Sign language is expressed through movements and position of hands and other body parts, the University writes. Although hearing people often think that sign language is international, it has different grammar and lexicon in every language. Today’s market lacks systems that could recognise not only the sign alphabet but also other signs characteristic to the sign language.
The first Lithuanian mobile app for sign language translation developed by Lukas Gužauskas, a graduate of the Kaunas University of Technology (KTU) Faculty of Informatics, and Laurynas Bičkauskas, a master’s student at KTU, aims to fill this gap. The app is also an alternative way of text typing.
According to the World Health Organisation, over 5% of the world’s population – around 466 million people – have a hearing disability. It is estimated that by 2050 this number will reach more than 900 million.
A smartphone for an easier communication
The app created by the KTU students allows learning the international sign language alphabet. It has a list of sign language imagery that consists of 29 different letters of the international sign alphabet.
“We plan four basic functions available to the app user: a preview of the international sign language alphabet; a real-time alphabet letter prediction from camera view, recording text on the screen; and human language translation – from audio to on-screen text,” explains Gužauskas, a graduate of the Software Systems study programme.
While using the app, communication between a sign language user and a hearing person will no longer require a piece of paper. The smartphone camera scans the gestures of a person with a hearing disability shown in their native language, and the other person is speaking. The app delivers both ways in a textual format.
According to Gužauskas, the app has several settings. The first is the hand detection setting. The user can toggle between left- and right-handed usage. The other is the speed and accuracy of the prediction.
According to the creators of the app, there are open source software based sign language translator versions in the market, however, all of them are designed for computer use.

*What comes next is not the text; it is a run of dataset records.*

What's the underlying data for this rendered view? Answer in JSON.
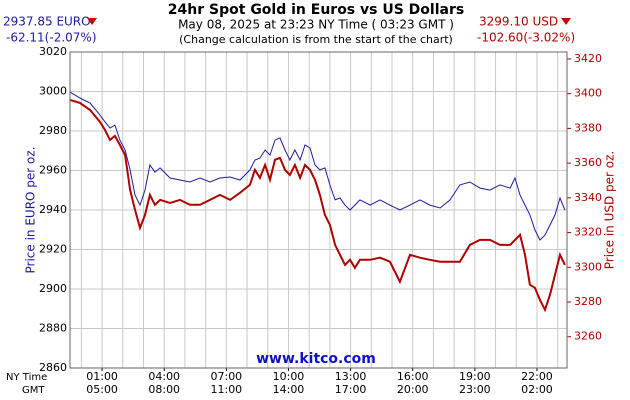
{
  "chart_data": {
    "type": "line",
    "title": "24hr Spot Gold in Euros vs US Dollars",
    "subtitle": "May 08, 2025 at 23:23 NY Time ( 03:23 GMT )",
    "note": "(Change calculation is from the start of the chart)",
    "left_price": "2937.85 EURO",
    "left_change": "-62.11(-2.07%)",
    "right_price": "3299.10 USD",
    "right_change": "-102.60(-3.02%)",
    "ylabel": "Price in EURO per oz.",
    "y2label": "Price in USD per oz.",
    "xlabel": "NY Time",
    "x2label": "GMT",
    "watermark": "www.kitco.com",
    "xlim": [
      -0.55,
      23.45
    ],
    "xticks": [
      {
        "value": 1,
        "label": "01:00"
      },
      {
        "value": 4,
        "label": "04:00"
      },
      {
        "value": 7,
        "label": "07:00"
      },
      {
        "value": 10,
        "label": "10:00"
      },
      {
        "value": 13,
        "label": "13:00"
      },
      {
        "value": 16,
        "label": "16:00"
      },
      {
        "value": 19,
        "label": "19:00"
      },
      {
        "value": 22,
        "label": "22:00"
      }
    ],
    "x2ticks": [
      {
        "value": 1,
        "label": "05:00"
      },
      {
        "value": 4,
        "label": "08:00"
      },
      {
        "value": 7,
        "label": "11:00"
      },
      {
        "value": 10,
        "label": "14:00"
      },
      {
        "value": 13,
        "label": "17:00"
      },
      {
        "value": 16,
        "label": "20:00"
      },
      {
        "value": 19,
        "label": "23:00"
      },
      {
        "value": 22,
        "label": "02:00"
      }
    ],
    "xgrid": [
      0,
      1,
      2,
      3,
      4,
      5,
      6,
      7,
      8,
      9,
      10,
      11,
      12,
      13,
      14,
      15,
      16,
      17,
      18,
      19,
      20,
      21,
      22,
      23
    ],
    "ylim": [
      2860,
      3020
    ],
    "yticks": [
      2860,
      2880,
      2900,
      2920,
      2940,
      2960,
      2980,
      3000,
      3020
    ],
    "y2lim": [
      3242,
      3424
    ],
    "y2ticks": [
      3260,
      3280,
      3300,
      3320,
      3340,
      3360,
      3380,
      3400,
      3420
    ],
    "grid": true,
    "x": [
      -0.55,
      -0.07,
      0.42,
      0.9,
      1.14,
      1.38,
      1.62,
      1.86,
      2.11,
      2.35,
      2.59,
      2.83,
      3.07,
      3.31,
      3.55,
      3.8,
      4.28,
      4.76,
      5.24,
      5.73,
      6.21,
      6.69,
      7.18,
      7.66,
      8.14,
      8.38,
      8.62,
      8.87,
      9.11,
      9.35,
      9.59,
      9.83,
      10.07,
      10.31,
      10.56,
      10.8,
      11.04,
      11.28,
      11.52,
      11.76,
      12.0,
      12.25,
      12.49,
      12.73,
      12.97,
      13.21,
      13.45,
      13.94,
      14.42,
      14.9,
      15.38,
      15.87,
      16.35,
      16.83,
      17.32,
      17.8,
      18.28,
      18.76,
      19.25,
      19.73,
      20.21,
      20.7,
      20.94,
      21.18,
      21.42,
      21.66,
      21.9,
      22.14,
      22.39,
      22.63,
      22.87,
      23.11,
      23.35
    ],
    "series": [
      {
        "color": "#1c1c9e",
        "axis": "y",
        "values": [
          2999.7,
          2996.7,
          2994.2,
          2988.1,
          2984.6,
          2981.5,
          2983.0,
          2975.4,
          2970.4,
          2960.3,
          2947.6,
          2942.5,
          2950.1,
          2962.8,
          2959.2,
          2961.3,
          2956.2,
          2955.2,
          2954.2,
          2956.2,
          2954.2,
          2956.2,
          2956.7,
          2955.2,
          2960.3,
          2965.3,
          2966.3,
          2970.4,
          2967.8,
          2975.4,
          2976.5,
          2970.4,
          2965.3,
          2970.4,
          2965.3,
          2972.9,
          2971.4,
          2962.8,
          2960.3,
          2961.3,
          2952.7,
          2945.1,
          2946.1,
          2942.5,
          2940.0,
          2942.5,
          2945.1,
          2942.5,
          2945.1,
          2942.5,
          2940.0,
          2942.5,
          2945.1,
          2942.5,
          2941.0,
          2945.1,
          2952.7,
          2954.2,
          2951.1,
          2950.1,
          2952.7,
          2951.1,
          2956.2,
          2947.6,
          2942.5,
          2937.5,
          2929.9,
          2924.8,
          2927.3,
          2932.4,
          2937.5,
          2946.1,
          2940.0
        ]
      },
      {
        "color": "#b00000",
        "axis": "y2",
        "values": [
          3396.4,
          3394.7,
          3390.6,
          3383.7,
          3379.1,
          3373.4,
          3375.7,
          3370.5,
          3364.7,
          3344.6,
          3333.1,
          3322.7,
          3330.2,
          3341.7,
          3336.0,
          3338.8,
          3337.1,
          3338.8,
          3336.0,
          3336.0,
          3338.8,
          3341.7,
          3338.8,
          3342.9,
          3347.5,
          3356.1,
          3351.5,
          3359.0,
          3350.4,
          3361.9,
          3363.0,
          3356.1,
          3353.2,
          3359.0,
          3351.5,
          3359.0,
          3356.1,
          3350.4,
          3341.7,
          3330.2,
          3324.5,
          3312.9,
          3307.2,
          3301.4,
          3304.3,
          3299.7,
          3304.3,
          3304.3,
          3305.5,
          3303.2,
          3291.7,
          3307.2,
          3305.5,
          3304.3,
          3303.2,
          3303.2,
          3303.2,
          3312.9,
          3315.8,
          3315.8,
          3312.9,
          3312.9,
          3315.8,
          3318.7,
          3307.2,
          3289.9,
          3288.2,
          3281.3,
          3275.5,
          3284.2,
          3295.7,
          3307.2,
          3301.4
        ]
      }
    ]
  }
}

The aim of the team was to design the first app for a readily accessible device, a smartphone.
A challenge turned into an advantage
The communication with a person having a hearing disability can be challenging if one doesn’t know sign language. It is hard to understand for a hearing person because the sign language has a different sentence structure and grammar.
“Problems are common because hearing people often don’t understand what the deaf person writes and vice versa. The sign language cannot be translated literally. Because of the hearing impediment, it can become hard for a deaf person to write a grammatically correct sentence, and hearing readers can get the message wrong. I have noticed that live communication with the hearing can often be too difficult for a deaf person”, – says Gužauskas, who has the hearing disability and knows the problem first-hand.

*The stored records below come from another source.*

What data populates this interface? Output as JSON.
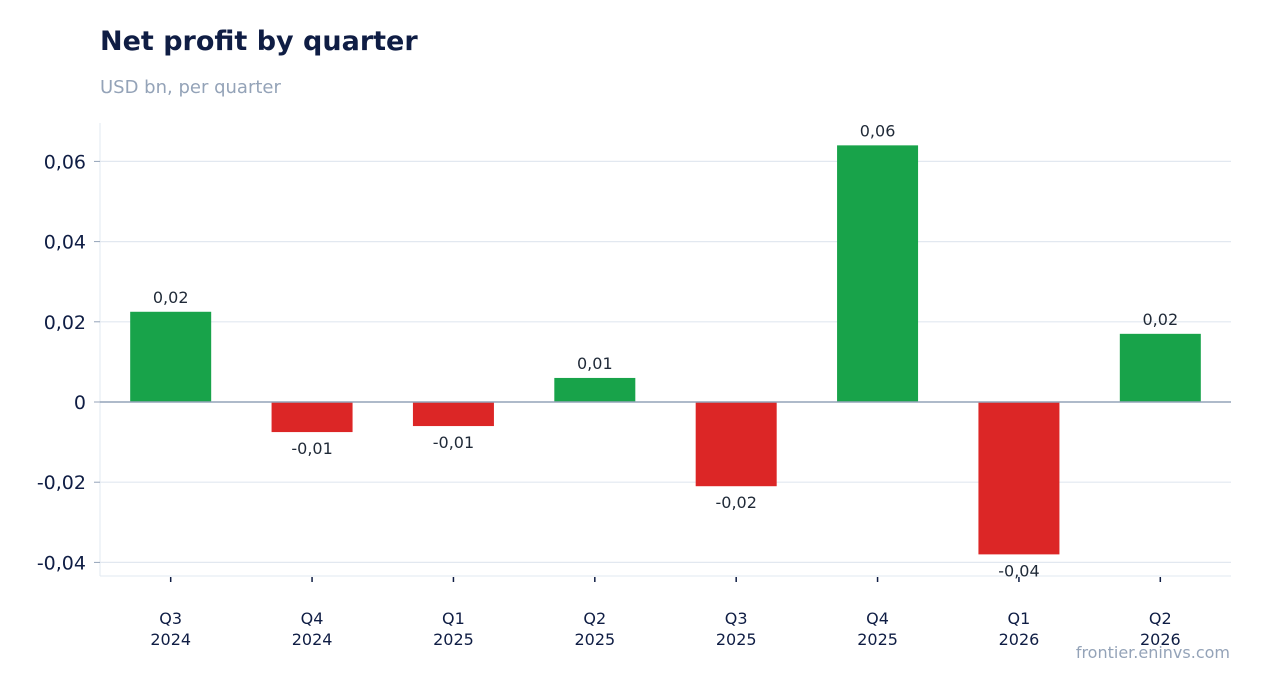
{
  "title": "Net profit by quarter",
  "subtitle": "USD bn, per quarter",
  "source": "frontier.eninvs.com",
  "colors": {
    "positive": "#18a34a",
    "negative": "#dc2626",
    "grid": "#e2e8f0",
    "zero_line": "#94a3b8"
  },
  "chart_data": {
    "type": "bar",
    "categories": [
      [
        "Q3",
        "2024"
      ],
      [
        "Q4",
        "2024"
      ],
      [
        "Q1",
        "2025"
      ],
      [
        "Q2",
        "2025"
      ],
      [
        "Q3",
        "2025"
      ],
      [
        "Q4",
        "2025"
      ],
      [
        "Q1",
        "2026"
      ],
      [
        "Q2",
        "2026"
      ]
    ],
    "values": [
      0.0225,
      -0.0075,
      -0.006,
      0.006,
      -0.021,
      0.064,
      -0.038,
      0.017
    ],
    "data_labels": [
      "0,02",
      "-0,01",
      "-0,01",
      "0,01",
      "-0,02",
      "0,06",
      "-0,04",
      "0,02"
    ],
    "yticks": [
      {
        "value": 0.06,
        "label": "0,06"
      },
      {
        "value": 0.04,
        "label": "0,04"
      },
      {
        "value": 0.02,
        "label": "0,02"
      },
      {
        "value": 0,
        "label": "0"
      },
      {
        "value": -0.02,
        "label": "-0,02"
      },
      {
        "value": -0.04,
        "label": "-0,04"
      }
    ],
    "ylim": [
      -0.043,
      0.07
    ],
    "grid": true
  }
}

The student says that deaf people usually have to use the services of the sign language interpreters, but they need to be booked in advance.
Mantas Lukoševičius, a researcher at the KTU Faculty of Informatics and the supervisor of the final project of the students, says that in the process, he had also encountered the communication barrier.
“They have turned a challenge into an advantage: knowing the problem well they created a tool for everyone. It’s great to work with students like Laurynas and Lukas. They went all the way from the idea to the final result. The students have identified and refined the problem they are solving and collected the necessary data – the images of the sign language alphabet. They have also done experiments with modern artificial intelligence methods that best recognise those images, and successfully transferred the trained neural network model into a smartphone”, says Lukoševicius.